The fly sits roughly centred on the leaf, which reads as a deliberate stage but leaves the composition static. The dried leaf's diagonal orientation adds some dynamism, and the twig top-right and sandy gravel frame the subject reasonably. However, the fly is angled head-down toward the lower frame with limited breathing room below the eyes, while empty leaf dominates the upper left. Shifting the subject slightly off-centre with more space in the direction it faces would create better visual flow and reduce the flat, specimen-like feel.
Hard, direct overhead sun defines the light here. It does render the iridescence of the thorax and abdomen with punchy saturation, but it comes at a cost: strong specular hotspots on the wings and cuticle blow out, and the shadows cast by the legs are harsh and distracting. The eyes fall partly into shadow, muting their detail. Diffused light — a cloud, a diffuser panel, or shooting in open shade — would tame the speculars and reveal even texture across the whole insect.
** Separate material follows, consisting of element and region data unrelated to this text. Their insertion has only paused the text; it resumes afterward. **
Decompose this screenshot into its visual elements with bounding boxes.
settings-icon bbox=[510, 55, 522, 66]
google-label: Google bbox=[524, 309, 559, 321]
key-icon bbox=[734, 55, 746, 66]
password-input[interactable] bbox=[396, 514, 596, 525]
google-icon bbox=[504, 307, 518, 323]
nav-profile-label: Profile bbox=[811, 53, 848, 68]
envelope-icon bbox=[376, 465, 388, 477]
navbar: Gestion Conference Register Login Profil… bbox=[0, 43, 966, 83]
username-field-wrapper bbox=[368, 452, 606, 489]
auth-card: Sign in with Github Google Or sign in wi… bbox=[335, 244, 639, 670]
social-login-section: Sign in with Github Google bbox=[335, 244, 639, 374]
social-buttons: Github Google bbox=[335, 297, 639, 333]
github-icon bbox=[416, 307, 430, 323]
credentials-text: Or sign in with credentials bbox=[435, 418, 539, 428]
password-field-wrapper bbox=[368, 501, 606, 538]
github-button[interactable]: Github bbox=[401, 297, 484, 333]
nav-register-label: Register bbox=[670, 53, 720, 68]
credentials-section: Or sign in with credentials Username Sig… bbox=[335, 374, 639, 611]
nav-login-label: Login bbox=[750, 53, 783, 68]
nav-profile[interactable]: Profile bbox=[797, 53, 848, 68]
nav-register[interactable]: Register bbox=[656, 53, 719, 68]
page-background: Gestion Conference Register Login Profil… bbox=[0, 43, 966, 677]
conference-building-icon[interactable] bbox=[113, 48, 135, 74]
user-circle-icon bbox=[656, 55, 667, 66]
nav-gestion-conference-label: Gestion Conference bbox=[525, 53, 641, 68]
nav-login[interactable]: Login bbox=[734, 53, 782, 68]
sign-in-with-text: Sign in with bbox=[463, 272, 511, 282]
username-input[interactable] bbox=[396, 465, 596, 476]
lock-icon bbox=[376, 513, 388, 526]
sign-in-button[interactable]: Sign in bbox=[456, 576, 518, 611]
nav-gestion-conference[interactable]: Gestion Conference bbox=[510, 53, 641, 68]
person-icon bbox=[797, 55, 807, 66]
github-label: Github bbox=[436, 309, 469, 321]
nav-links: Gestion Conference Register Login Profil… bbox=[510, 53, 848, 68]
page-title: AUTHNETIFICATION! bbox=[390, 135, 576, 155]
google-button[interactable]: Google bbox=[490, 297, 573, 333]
Exposure is broadly well judged for a high-contrast subject. Midtones on the leaf sit cleanly and the metallic body retains colour without going muddy. The main concern is clipped highlights on the wing membranes and the brightest points of the thorax, where specular reflections have lost detail. Shadow areas under the body and legs hold enough information. A third of a stop of negative compensation, or exposing for the highlights, would have preserved the delicate wing structure that currently burns out in places.
The strongest aspect. The interplay of iridescent green, blue, and bronze across the body is rich and believable, and the deep red eyes provide a satisfying complementary accent. White balance on the neutral grey leaf looks accurate, and the warm sandy surroundings sit comfortably without an overcast colour shift. Contrast is on the high side owing to the hard light, which slightly compresses the tonal gradation in the metallic sheen, but overall the colour rendering is the image's clearest success.
The 150mm f/2.8 macro at f/11 is a sound choice for the subject, giving enough depth of field to carry the thorax and abdomen while keeping the background soft. ISO 400 is clean, and 1/250s froze the stationary fly without issue. The limiting factor is focus placement: the sharpest plane sits on the mid-thorax, so the compound eyes and facial bristles — the natural focal point for a fly portrait — are marginally soft. At this magnification, even a small plane shift matters, so focusing on the eyes and possibly stepping to f/13 for a touch more front-to-back coverage, or a short focus stack, would put critical detail where it counts. Hand-holding at this reach also risks tiny plane drift; a rail or tripod would tighten precision. The lens resolves texture well where focus lands, and diffraction at f/11 is not yet a serious concern on this sensor.